Monday, May 30, 2016

If You Build It

There are several new church buildings along my regular routes around town. Some are recently completed and others still being constructed. Most of them are existing congregations that are relocating to a larger facility. As I pass them, I feel a peculiar ache in my heart. I have searched my innermost being to assure myself it is not just jealousy over another church having greater resources than my own. I sincerely believe this feeling is simply a disdain of priorities. These grandiose structures do not speak to the glory of God for me. They remind me more of the Tower of Babel. Perhaps there is a real demand for these large structures. Then again, perhaps they are operating on a Field of Dreams philosophy: “If you build it, they will come.”
One of my past assignments as a pastor was to help start a church. When I came on board, 200 people were meeting at a 2,000 seat country music venue in Pigeon Forge. After a while, we moved to the New Center area and met in the Triple C Dance Barn. (I still miss being able to play a game of pool before the worship service starts.) From there, we moved into an old garage that had allegedly been used as a pornography studio. We sanctified the place and redeemed it for years of wonderful ministry.
The motto for this church was “Not About a Steeple, All About the People.” Not having a regular place for church helped me appreciate how helpful it is to have that asset. It also gave me some perspective on its relative insignificance in terms of the Kingdom of God. We are to be good stewards of the resources we have and should take good care of our buildings, but there is a tendency to let them become the tail that wags the dog. I recall hearing of a church years ago that discontinued its day care program because the kids were too messy. I have served several churches where maintenance issues such as HVAC units, carpeting, painting and windows dominated far too much of my time.

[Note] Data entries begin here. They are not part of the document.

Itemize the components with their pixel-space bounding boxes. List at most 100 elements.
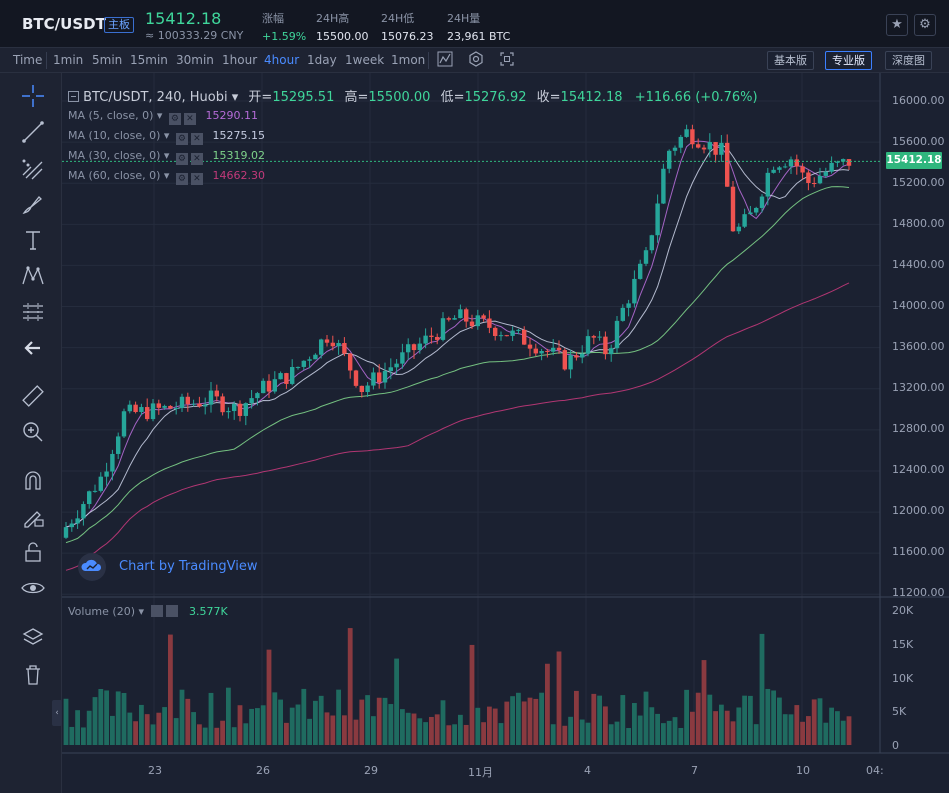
candle-body [493,327,498,336]
tf-1hour[interactable]: 1hour [222,53,258,67]
price-chart[interactable] [62,73,949,793]
layers-icon[interactable] [20,625,46,651]
gear-icon[interactable]: ⚙ [175,153,188,165]
volume-bar [330,715,336,745]
ma-label: MA (60, close, 0) [68,169,161,182]
eye-icon[interactable] [20,575,46,601]
volume-bar [811,699,817,745]
tf-15min[interactable]: 15min [130,53,168,67]
tf-1day[interactable]: 1day [307,53,337,67]
volume-bar [788,714,794,745]
crosshair-icon[interactable] [20,83,46,109]
gear-icon[interactable]: ⚙ [175,173,188,185]
symbol-dropdown-icon[interactable]: ▾ [231,90,239,105]
volume-bar [173,718,179,745]
dropdown-icon[interactable]: ▾ [163,149,170,162]
hexagon-settings-icon[interactable] [467,51,485,69]
tf-1week[interactable]: 1week [345,53,385,67]
magnet-icon[interactable] [20,467,46,493]
arrow-left-icon[interactable] [20,335,46,361]
gear-icon[interactable]: ⚙ [175,133,188,145]
candle-body [388,367,393,372]
candle-body [104,471,109,477]
tf-1mon[interactable]: 1mon [391,53,426,67]
tf-4hour[interactable]: 4hour [264,53,300,67]
candle-body [266,380,272,392]
volume-bar [249,708,254,745]
dropdown-icon[interactable]: ▾ [156,109,163,122]
indicator-icon[interactable] [436,51,454,69]
volume-bar [475,707,481,745]
unlock-icon[interactable] [20,539,46,565]
symbol-label[interactable]: BTC/USDT, 240, Huobi [83,90,228,105]
volume-bar [272,692,278,745]
collapse-toolbar-icon[interactable]: ‹ [52,700,62,726]
ma-value: 15275.15 [212,129,265,142]
candle-body [342,342,347,354]
ma10-legend[interactable]: MA (10, close, 0) ▾ ⚙ ✕ 15275.15 [68,129,265,145]
candle-body [585,336,591,354]
candle-body [788,159,794,167]
brush-icon[interactable] [20,191,46,217]
volume-bar [759,633,765,745]
candle-body [417,343,422,351]
collapse-box-icon[interactable] [68,91,79,102]
candle-body [620,307,625,321]
volume-bar [347,628,353,745]
volume-bar [626,728,631,745]
volume-bar [115,691,121,745]
volume-bar [608,724,614,745]
candle-body [208,390,214,405]
candle-body [707,142,712,150]
close-icon[interactable]: ✕ [183,113,196,125]
prediction-icon[interactable] [20,299,46,325]
close-icon[interactable]: ✕ [190,153,203,165]
cny-price: ≈ 100333.29 CNY [145,29,244,42]
trend-line-icon[interactable] [20,119,46,145]
candle-body [458,309,463,319]
volume-bar [278,699,283,745]
close-icon[interactable]: ✕ [190,133,203,145]
tf-1min[interactable]: 1min [53,53,84,67]
ma-label: MA (5, close, 0) [68,109,154,122]
dropdown-icon[interactable]: ▾ [163,129,170,142]
gear-icon[interactable]: ⚙ [168,113,181,125]
volume-bar [150,724,156,745]
ruler-icon[interactable] [20,383,46,409]
volume-bar [742,695,747,745]
text-tool-icon[interactable] [20,227,46,253]
candle-body [423,335,428,344]
view-basic-button[interactable]: 基本版 [767,51,814,70]
candle-body [777,167,782,170]
close-icon[interactable] [165,605,178,617]
close-icon[interactable]: ✕ [190,173,203,185]
time-label[interactable]: Time [13,53,43,67]
candle-body [220,396,225,413]
view-pro-button[interactable]: 专业版 [825,51,872,70]
time-axis-label: 26 [256,764,270,777]
volume-bar [846,716,852,745]
price-axis-label: 15600.00 [892,135,945,148]
dropdown-icon[interactable]: ▾ [163,169,170,182]
zoom-in-icon[interactable] [20,419,46,445]
volume-legend[interactable]: Volume (20) ▾ 3.577K [68,605,228,618]
volume-bar [405,712,411,745]
trash-icon[interactable] [20,661,46,687]
ma5-legend[interactable]: MA (5, close, 0) ▾ ⚙ ✕ 15290.11 [68,109,258,125]
star-icon[interactable]: ★ [886,14,908,36]
ma60-legend[interactable]: MA (60, close, 0) ▾ ⚙ ✕ 14662.30 [68,169,265,185]
fullscreen-icon[interactable] [498,51,516,69]
gear-icon[interactable] [150,605,163,617]
tf-30min[interactable]: 30min [176,53,214,67]
view-depth-button[interactable]: 深度图 [885,51,932,70]
lock-drawing-icon[interactable] [20,503,46,529]
volume-bar [765,688,771,745]
pattern-icon[interactable] [20,263,46,289]
tf-5min[interactable]: 5min [92,53,123,67]
volume-bar [771,690,776,745]
pitchfork-icon[interactable] [20,155,46,181]
settings-icon[interactable]: ⚙ [914,14,936,36]
ma30-legend[interactable]: MA (30, close, 0) ▾ ⚙ ✕ 15319.02 [68,149,265,165]
dropdown-icon[interactable]: ▾ [138,605,145,618]
pair-title[interactable]: BTC/USDT [22,15,106,33]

All this leads me to wonder how this money could be better used to genuinely help God’s children? I have a colleague in ministry who was recently spearheading a movement to build a village of tiny houses for the homeless. Unfortunately, the surrounding residents petitioned to have the project stopped. I cannot help but believe that a good many of those folks are good church going Christians. I imagine them standing before the Lord on Judgment Day trying to explain how they believed helping the homeless might lower their property values. It just does not seem quite right. 

Saturday, May 7, 2016

Looking Like the Preacher

I was somewhat insulted by the funeral director as I arrived to do a service a couple of weeks ago. As I walked down the hall to the chapel, he greeted me by saying, "You look like the preacher." Ugh. That is a designation I have avoided for all the years I have been in ministry now.
When I answered the call to ministry, the Lord and I had an understanding he was getting me pretty much "as is" and not some typical or stereotypical embodiment of a preacher. I am a preacher's kid, former train robber, movie fan, Parrothead, and an avid people watcher.
I have been reasonably successful in this effort as I strive to maintain a sense of humor and humility and let my personality shine through the lens of my vocation. I take my job and responsibilities seriously, but humor has always been my default defense mechanism against the absurdities of life. I continue to resist the perception of what most people think of as "Christian" in today's world (solemn, reactionary, self-righteous, judgmental, ignorant, etc.).
Well, before I entered the ministry, I enjoyed writing. So with the encouragement (read: practical insistence) of my amusing muse of a wife, I am going to enter the blogosphere with some of my ramblings.

No matter which or how many churches I am assigned to officially, I have also developed another congregation of sorts through the years. It is comprised of a variety of people I have encountered along the way. We do not meet regularly and do not have a building. In it are old friends who would not go to church otherwise, or regularly. Some members of this church are family, and some have been in churches I used to serve, but now they do not go anywhere. It is a diverse group made up of old hippies, train robbers, Parrotheads, potheads, LGBTQ folks, and even agnostics and atheists.
Some have never had church be a part of their life or they have gotten out of the habit or perhaps even been hurt or alienated by the church. Some just have issues with organized religion. Yet, I am their pastor. I am the one they call when there is that kind of need. It is one of my greatest honors because that is a relationship out of choice and not obligation. I have performed weddings and funerals, counseled and held hands in the hospital. I have decided to call them the Rocking Flock.
One of the elders in the Rocking Flock is my best friend and local radio personality Jay Adams. He was the best man in my wedding and I in turn performed his wedding ceremony. We have gotten into trouble and gone on mission trips together. He often refers to me on air as the Minister of Movies, the Sultan of Salsa, and The Right Reverend Doyal. Thus, the name for this blog comes from the fact that those who know me best also know I am not quite right.